Eu também sou tempestade

Desde de criança amo tempestades. Uma paixão tão intensa como as chuvas com raios e rajadas de vento. Lembro que sempre que vinha uma tempestade, corria para uma pedra que ficava próxima ao pasto aberto, no sítio onde fui criada pelo meu avô e minha avó. Lá dava para ver a chuva vindo de longe, branca, forte e furiosa.

E eu sentia euforia a cada momento de proximidade. Sentia cada gota de chuva espaçada no rosto como um beijo de boas-vindas. E ali, frente a frente com a tempestade, eu não sentia medo algum. Ao contrário, sentia poder, liberdade e força. Como se eu fosse parte da tormenta. Cada raio brilhava em meus olhos.

Hoje, alguns bons anos mais tarde, ainda amo tempestade e não tenho medo delas. Claro que assistir uma tempestade no campo é uma coisa, na cidade grande corre o risco do seu carro ser carregado pelas enchentes causadas pelas imundices do próprio ser humano.

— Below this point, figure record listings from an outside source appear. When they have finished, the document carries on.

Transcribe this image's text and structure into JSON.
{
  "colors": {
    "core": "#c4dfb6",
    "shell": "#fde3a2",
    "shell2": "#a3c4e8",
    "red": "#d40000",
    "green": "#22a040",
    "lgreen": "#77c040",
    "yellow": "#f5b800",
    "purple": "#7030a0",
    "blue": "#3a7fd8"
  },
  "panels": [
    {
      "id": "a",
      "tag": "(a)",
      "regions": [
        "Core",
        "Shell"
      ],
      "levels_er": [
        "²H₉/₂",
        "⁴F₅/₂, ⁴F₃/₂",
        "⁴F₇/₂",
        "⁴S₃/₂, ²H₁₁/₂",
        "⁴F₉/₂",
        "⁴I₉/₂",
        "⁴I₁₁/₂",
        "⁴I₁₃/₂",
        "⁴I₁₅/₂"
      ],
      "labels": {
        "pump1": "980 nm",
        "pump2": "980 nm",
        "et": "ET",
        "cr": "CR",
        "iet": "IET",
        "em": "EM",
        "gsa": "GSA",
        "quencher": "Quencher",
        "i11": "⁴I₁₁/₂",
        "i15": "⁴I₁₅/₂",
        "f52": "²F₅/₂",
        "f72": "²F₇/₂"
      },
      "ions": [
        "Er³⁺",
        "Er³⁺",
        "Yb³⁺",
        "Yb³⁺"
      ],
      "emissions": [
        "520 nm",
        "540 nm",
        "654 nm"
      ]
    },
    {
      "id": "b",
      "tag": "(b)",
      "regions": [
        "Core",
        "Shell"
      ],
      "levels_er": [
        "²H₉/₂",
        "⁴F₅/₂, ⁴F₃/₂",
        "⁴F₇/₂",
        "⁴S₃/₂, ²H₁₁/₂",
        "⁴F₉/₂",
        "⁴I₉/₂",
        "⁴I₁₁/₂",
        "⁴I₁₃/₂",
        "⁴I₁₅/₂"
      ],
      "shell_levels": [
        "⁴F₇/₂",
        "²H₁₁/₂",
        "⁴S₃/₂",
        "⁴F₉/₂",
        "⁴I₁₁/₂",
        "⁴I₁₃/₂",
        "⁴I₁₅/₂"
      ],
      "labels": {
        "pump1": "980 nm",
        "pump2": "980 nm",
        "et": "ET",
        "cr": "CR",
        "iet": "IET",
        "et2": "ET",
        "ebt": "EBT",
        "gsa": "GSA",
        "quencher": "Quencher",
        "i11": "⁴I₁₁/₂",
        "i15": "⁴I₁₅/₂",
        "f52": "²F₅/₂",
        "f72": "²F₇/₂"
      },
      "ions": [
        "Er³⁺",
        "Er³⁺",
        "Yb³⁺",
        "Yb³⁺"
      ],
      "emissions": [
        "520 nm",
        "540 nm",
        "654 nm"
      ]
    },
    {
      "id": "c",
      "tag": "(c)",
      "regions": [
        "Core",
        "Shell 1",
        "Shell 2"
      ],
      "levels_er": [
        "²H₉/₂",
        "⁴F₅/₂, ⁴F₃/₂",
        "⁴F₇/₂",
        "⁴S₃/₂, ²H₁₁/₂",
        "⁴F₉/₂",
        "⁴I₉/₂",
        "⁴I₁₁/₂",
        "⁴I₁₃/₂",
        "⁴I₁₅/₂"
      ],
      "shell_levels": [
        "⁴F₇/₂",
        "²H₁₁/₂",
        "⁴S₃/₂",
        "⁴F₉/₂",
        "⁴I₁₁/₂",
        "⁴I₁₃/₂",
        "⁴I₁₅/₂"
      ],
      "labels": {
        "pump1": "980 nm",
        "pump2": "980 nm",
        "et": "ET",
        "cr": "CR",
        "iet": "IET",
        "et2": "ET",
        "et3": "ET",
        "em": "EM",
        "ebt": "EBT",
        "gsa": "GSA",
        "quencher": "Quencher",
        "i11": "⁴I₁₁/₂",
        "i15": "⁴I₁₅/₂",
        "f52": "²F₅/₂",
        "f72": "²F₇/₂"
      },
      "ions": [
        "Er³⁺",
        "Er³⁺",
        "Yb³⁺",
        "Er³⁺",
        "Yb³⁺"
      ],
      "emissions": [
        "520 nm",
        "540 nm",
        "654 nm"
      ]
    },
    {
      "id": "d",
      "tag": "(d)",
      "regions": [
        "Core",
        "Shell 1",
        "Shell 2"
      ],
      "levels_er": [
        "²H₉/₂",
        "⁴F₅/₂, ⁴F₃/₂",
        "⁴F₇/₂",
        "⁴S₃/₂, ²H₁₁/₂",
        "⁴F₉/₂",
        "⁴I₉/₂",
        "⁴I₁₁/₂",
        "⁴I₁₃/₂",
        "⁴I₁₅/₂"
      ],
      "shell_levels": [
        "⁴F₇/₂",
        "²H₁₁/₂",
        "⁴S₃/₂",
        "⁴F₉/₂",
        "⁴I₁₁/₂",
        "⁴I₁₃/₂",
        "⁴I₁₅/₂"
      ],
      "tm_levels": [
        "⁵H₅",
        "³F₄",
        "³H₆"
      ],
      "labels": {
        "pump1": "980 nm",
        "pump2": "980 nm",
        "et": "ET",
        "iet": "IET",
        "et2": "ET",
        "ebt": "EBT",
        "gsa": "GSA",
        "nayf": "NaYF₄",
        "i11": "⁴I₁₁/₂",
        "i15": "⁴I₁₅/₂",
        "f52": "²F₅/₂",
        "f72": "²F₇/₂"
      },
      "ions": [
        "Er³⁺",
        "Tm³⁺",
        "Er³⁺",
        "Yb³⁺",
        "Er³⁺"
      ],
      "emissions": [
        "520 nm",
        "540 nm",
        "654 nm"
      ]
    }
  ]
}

Mas retomando o assunto, ontem estava na roça como é de costume dos meus finais de semanas e quando a noite veio começou a formar uma tempestade das grandes, com nuvens carregadas e aquele vento característico. E em um dado momento fui para janela, para observar a chuva que se aproximava e ainda que no escuro da noite era possível ver a silhueta das árvores dançando na escuridão. Cada relâmpago era um lampejo de memória e cada lembra aquecia meu coração e trazia paz. Uma paz tão profunda que não sentia havia anos. E não era paz porque fez com que eu esquecesse dos problemas, mas porque me fez lembrar que estou viva, que tenho força para lutar, que não importa quantos sonhos me roubem sempre irei sonhar novos e melhores. Que não preciso ter medo das tormentas, pois elas sempre passarão e no final a alma estará arejada.

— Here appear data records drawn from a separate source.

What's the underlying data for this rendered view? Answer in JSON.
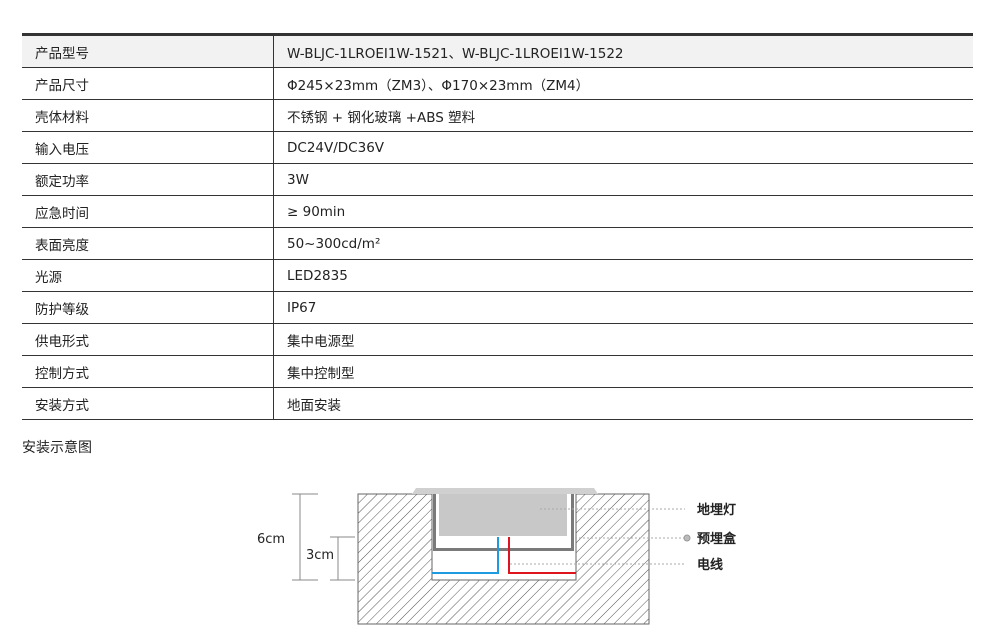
{
  "specs": [
    {
      "label": "产品型号",
      "value": "W-BLJC-1LROEI1W-1521、W-BLJC-1LROEI1W-1522"
    },
    {
      "label": "产品尺寸",
      "value": "Φ245×23mm（ZM3）、Φ170×23mm（ZM4）"
    },
    {
      "label": "壳体材料",
      "value": "不锈钢 + 钢化玻璃 +ABS 塑料"
    },
    {
      "label": "输入电压",
      "value": "DC24V/DC36V"
    },
    {
      "label": "额定功率",
      "value": "3W"
    },
    {
      "label": "应急时间",
      "value": "≥ 90min"
    },
    {
      "label": "表面亮度",
      "value": "50~300cd/m²"
    },
    {
      "label": "光源",
      "value": "LED2835"
    },
    {
      "label": "防护等级",
      "value": "IP67"
    },
    {
      "label": "供电形式",
      "value": "集中电源型"
    },
    {
      "label": "控制方式",
      "value": "集中控制型"
    },
    {
      "label": "安装方式",
      "value": "地面安装"
    }
  ],
  "diagram": {
    "title": "安装示意图",
    "dim_total": "6cm",
    "dim_half": "3cm",
    "labels": {
      "lamp": "地埋灯",
      "box": "预埋盒",
      "wire": "电线"
    },
    "colors": {
      "blue_wire": "#1e9be0",
      "red_wire": "#e0141e",
      "lamp": "#c8c8c8",
      "box": "#7a7a7a"
    }
  }
}
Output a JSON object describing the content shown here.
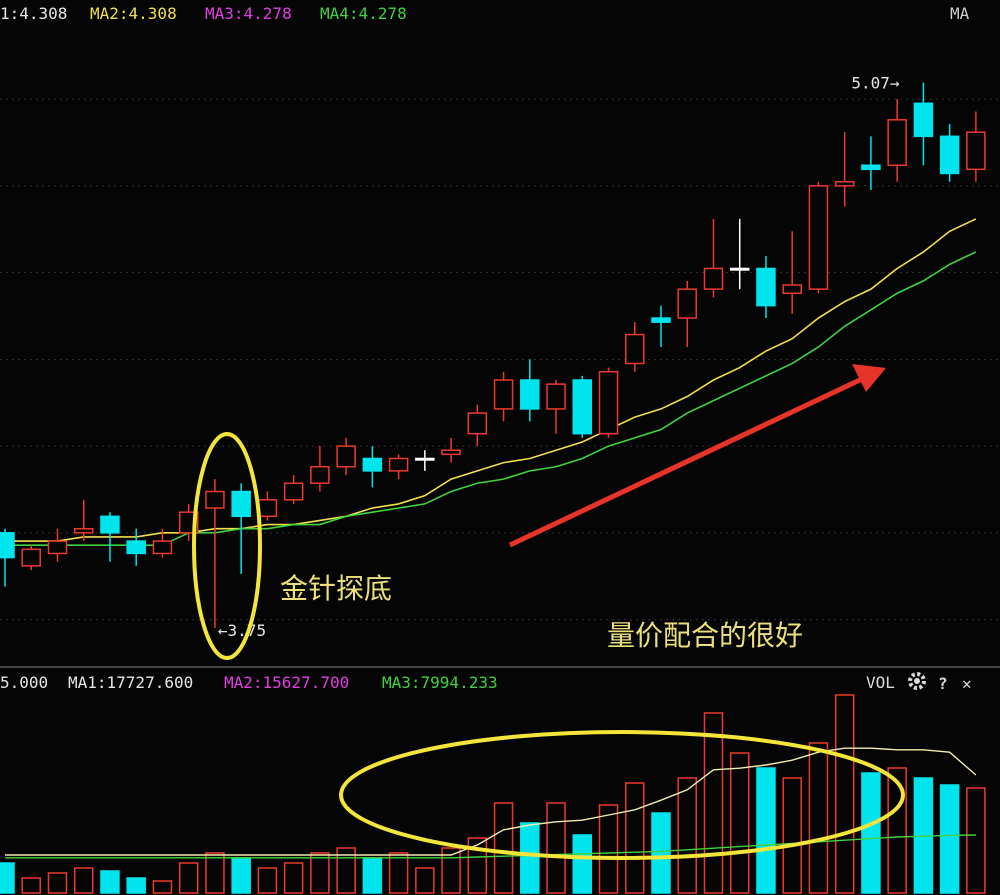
{
  "chart_data": [
    {
      "type": "candlestick",
      "legend": [
        {
          "text": "1:4.308",
          "color": "#e6e6e6"
        },
        {
          "text": "MA2:4.308",
          "color": "#f2e04e"
        },
        {
          "text": "MA3:4.278",
          "color": "#e23ee2"
        },
        {
          "text": "MA4:4.278",
          "color": "#3fd33f"
        }
      ],
      "corner_label": "MA",
      "up_color": "#ec3a2c",
      "down_color": "#00e4ee",
      "flat_color": "#ffffff",
      "ylim": [
        3.66,
        5.27
      ],
      "ygrid": [
        5.03,
        4.82,
        4.61,
        4.4,
        4.19,
        3.98,
        3.77
      ],
      "open": [
        3.98,
        3.9,
        3.93,
        3.98,
        4.02,
        3.96,
        3.93,
        3.98,
        4.04,
        4.08,
        4.02,
        4.06,
        4.1,
        4.14,
        4.16,
        4.13,
        4.16,
        4.17,
        4.22,
        4.28,
        4.35,
        4.28,
        4.35,
        4.22,
        4.39,
        4.5,
        4.5,
        4.57,
        4.62,
        4.62,
        4.56,
        4.57,
        4.82,
        4.87,
        4.87,
        5.02,
        4.94,
        4.86
      ],
      "high": [
        3.99,
        3.95,
        3.99,
        4.06,
        4.03,
        3.99,
        3.99,
        4.05,
        4.11,
        4.1,
        4.08,
        4.12,
        4.19,
        4.21,
        4.19,
        4.17,
        4.18,
        4.21,
        4.29,
        4.37,
        4.4,
        4.35,
        4.36,
        4.38,
        4.49,
        4.53,
        4.59,
        4.74,
        4.74,
        4.65,
        4.71,
        4.83,
        4.95,
        4.94,
        5.03,
        5.07,
        4.97,
        5.0
      ],
      "low": [
        3.85,
        3.89,
        3.91,
        3.96,
        3.91,
        3.9,
        3.92,
        3.96,
        3.75,
        3.88,
        4.01,
        4.05,
        4.08,
        4.12,
        4.09,
        4.11,
        4.13,
        4.15,
        4.19,
        4.25,
        4.25,
        4.22,
        4.21,
        4.21,
        4.37,
        4.43,
        4.43,
        4.55,
        4.57,
        4.5,
        4.51,
        4.56,
        4.77,
        4.81,
        4.83,
        4.87,
        4.83,
        4.83
      ],
      "close": [
        3.92,
        3.94,
        3.96,
        3.99,
        3.98,
        3.93,
        3.96,
        4.03,
        4.08,
        4.02,
        4.06,
        4.1,
        4.14,
        4.19,
        4.13,
        4.16,
        4.16,
        4.18,
        4.27,
        4.35,
        4.28,
        4.34,
        4.22,
        4.37,
        4.46,
        4.49,
        4.57,
        4.62,
        4.62,
        4.53,
        4.58,
        4.82,
        4.83,
        4.86,
        4.98,
        4.94,
        4.85,
        4.95
      ],
      "ma_lines": [
        {
          "color": "#f2e04e",
          "values": [
            3.96,
            3.96,
            3.96,
            3.97,
            3.97,
            3.97,
            3.98,
            3.98,
            3.99,
            3.99,
            4.0,
            4.0,
            4.01,
            4.02,
            4.04,
            4.05,
            4.07,
            4.11,
            4.13,
            4.15,
            4.16,
            4.18,
            4.2,
            4.23,
            4.26,
            4.28,
            4.31,
            4.35,
            4.38,
            4.42,
            4.45,
            4.5,
            4.54,
            4.57,
            4.62,
            4.66,
            4.71,
            4.74
          ]
        },
        {
          "color": "#3fd33f",
          "values": [
            3.95,
            3.95,
            3.95,
            3.95,
            3.95,
            3.95,
            3.95,
            3.98,
            3.98,
            3.99,
            3.99,
            4.0,
            4.0,
            4.02,
            4.03,
            4.04,
            4.05,
            4.08,
            4.1,
            4.11,
            4.13,
            4.14,
            4.16,
            4.19,
            4.21,
            4.23,
            4.27,
            4.3,
            4.33,
            4.36,
            4.39,
            4.43,
            4.48,
            4.52,
            4.56,
            4.59,
            4.63,
            4.66
          ]
        }
      ],
      "annotations": [
        {
          "value": 5.07,
          "label": "5.07→"
        },
        {
          "value": 3.75,
          "label": "←3.75"
        }
      ],
      "notes": [
        "金针探底",
        "量价配合的很好"
      ]
    },
    {
      "type": "bar",
      "legend": [
        {
          "text": "5.000",
          "color": "#e6e6e6"
        },
        {
          "text": "MA1:17727.600",
          "color": "#e6e6e6"
        },
        {
          "text": "MA2:15627.700",
          "color": "#e23ee2"
        },
        {
          "text": "MA3:7994.233",
          "color": "#3fd33f"
        }
      ],
      "corner_label": "VOL",
      "help_label": "?",
      "close_label": "✕",
      "ylim": [
        0,
        25000
      ],
      "values": [
        3750,
        1875,
        2500,
        3125,
        2750,
        1875,
        1500,
        3750,
        5000,
        4375,
        3125,
        3750,
        5000,
        5625,
        4375,
        5000,
        3125,
        5625,
        6875,
        11250,
        8750,
        11250,
        7250,
        11000,
        13750,
        10000,
        14375,
        22500,
        17500,
        15625,
        14375,
        18750,
        24750,
        15000,
        15625,
        14375,
        13500,
        13125
      ],
      "ma_lines": [
        {
          "color": "#f2ecae",
          "values": [
            4750,
            4750,
            4750,
            4750,
            4750,
            4750,
            4750,
            4750,
            4750,
            4750,
            4750,
            4750,
            4750,
            4750,
            4750,
            4750,
            4750,
            4750,
            6000,
            7900,
            8500,
            8900,
            9100,
            9750,
            10400,
            11600,
            12900,
            15400,
            15600,
            16000,
            16600,
            17600,
            18100,
            18100,
            17900,
            17900,
            17600,
            14750
          ]
        },
        {
          "color": "#3fd33f",
          "values": [
            4400,
            4400,
            4400,
            4400,
            4400,
            4400,
            4400,
            4400,
            4400,
            4400,
            4400,
            4400,
            4400,
            4400,
            4400,
            4400,
            4400,
            4400,
            4500,
            4600,
            4700,
            4800,
            4900,
            5000,
            5100,
            5200,
            5400,
            5600,
            5800,
            6000,
            6200,
            6400,
            6600,
            6800,
            7000,
            7100,
            7200,
            7250
          ]
        }
      ]
    }
  ]
}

Olhando para dentro da noite, como o coração em paz e mente quieta, eu me reencontrei e lembrei, como cheguei até aqui. Foi esses sentimentos tempestivos, ainda que dormente em minha alma que me ajuda todos os dias a erguer a cabeça e olhar para cima e quando fazemos isso a caminhada não perde o sentido ainda que pesada.

E para completar minha noite me lembrei dos versos de magnífica Clarice Lispector, que citarei agora: “Não tenho medo nem de chuvas tempestivas nem das grandes ventanias soltas, pois eu também sou o escuro da noite.” – A hora da Estrela.